As for exemplary damages, these are normally awarded as punitive damages over and above actual damages when the Defendant has acted with recklessness, malice and deceit. I have not considered those factors to be present in this case. Court is therefore unable to make any award of exemplary damages. In any case, a claim for exemplary damages must be specifically pleaded in the body of the plaint together with full particulars of fact relied upon to support the claim and not merely the prayer. There has not been any such pleading herein.
He has prayed for interest of 30% per annum on special damages without specifying from which date. The principle is that where a person is entitled to a liquidated amount or specific goods, as in this case, and has been deprived of them through the wrongful act of another person, he should be awarded interest from the date of filing the suit. Where, however, damages have to be assessed by Court, the right to those damages does not arise until they are assessed. In such event, interest is given from the date of Judgment. Considering that the issue of interest herein is coming up after the assessment of damages, I would award interest at the claimed rate of 30% per annum from the date of Judgment till payment in full. I do so.
He has prayed for the costs of the suit. The usual result is that the loser pays the winner’s costs. I see no good reason to order otherwise. The Plaintiff shall therefore have the costs of the suit to attract interest at Court rate from the date of taxation till payment in full.

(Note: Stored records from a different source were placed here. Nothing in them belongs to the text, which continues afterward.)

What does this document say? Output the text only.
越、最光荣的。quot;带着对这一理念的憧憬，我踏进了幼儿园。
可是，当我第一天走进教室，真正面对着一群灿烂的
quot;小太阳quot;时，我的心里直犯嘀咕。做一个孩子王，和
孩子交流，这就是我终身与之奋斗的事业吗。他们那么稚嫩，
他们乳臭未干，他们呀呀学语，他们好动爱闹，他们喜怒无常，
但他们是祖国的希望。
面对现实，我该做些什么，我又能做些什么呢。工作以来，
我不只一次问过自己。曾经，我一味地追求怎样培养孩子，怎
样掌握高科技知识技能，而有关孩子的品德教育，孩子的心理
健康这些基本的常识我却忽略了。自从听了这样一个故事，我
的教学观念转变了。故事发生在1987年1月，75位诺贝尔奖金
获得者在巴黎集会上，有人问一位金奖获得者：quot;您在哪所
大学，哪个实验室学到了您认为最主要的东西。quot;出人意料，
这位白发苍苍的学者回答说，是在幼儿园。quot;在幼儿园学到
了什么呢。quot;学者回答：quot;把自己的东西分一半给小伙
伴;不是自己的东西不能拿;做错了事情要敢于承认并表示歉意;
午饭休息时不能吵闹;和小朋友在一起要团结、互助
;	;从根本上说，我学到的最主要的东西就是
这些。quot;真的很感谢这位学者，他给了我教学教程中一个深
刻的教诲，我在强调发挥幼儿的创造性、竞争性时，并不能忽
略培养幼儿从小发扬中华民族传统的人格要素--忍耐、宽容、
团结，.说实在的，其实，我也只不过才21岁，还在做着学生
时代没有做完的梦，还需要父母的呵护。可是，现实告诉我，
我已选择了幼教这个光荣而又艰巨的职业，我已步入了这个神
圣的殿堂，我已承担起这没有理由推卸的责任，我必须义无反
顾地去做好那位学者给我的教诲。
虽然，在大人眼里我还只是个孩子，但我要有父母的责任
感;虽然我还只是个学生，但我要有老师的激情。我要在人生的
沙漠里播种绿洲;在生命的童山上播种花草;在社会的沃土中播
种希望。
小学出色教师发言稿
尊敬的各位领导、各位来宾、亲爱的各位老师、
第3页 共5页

In the final result, Judgment is entered for the Plaintiff against the Defendant in the following terms:
a. Special damages: Ug. Shs.6,752,000- (six million seven hundred fifty two thousand only).
b. General damages: Ug. Shs.1,000,000- (one million only).
c. Interest on (a) and (b) at the rate of 30% p.a. from the date of Judgment till payment in full.
d. Costs of the suit.
e. Interest on (d) at Court rate per annum from the date of taxation till payment in full.
DATED at Kampala this 23rd day of December, 2005.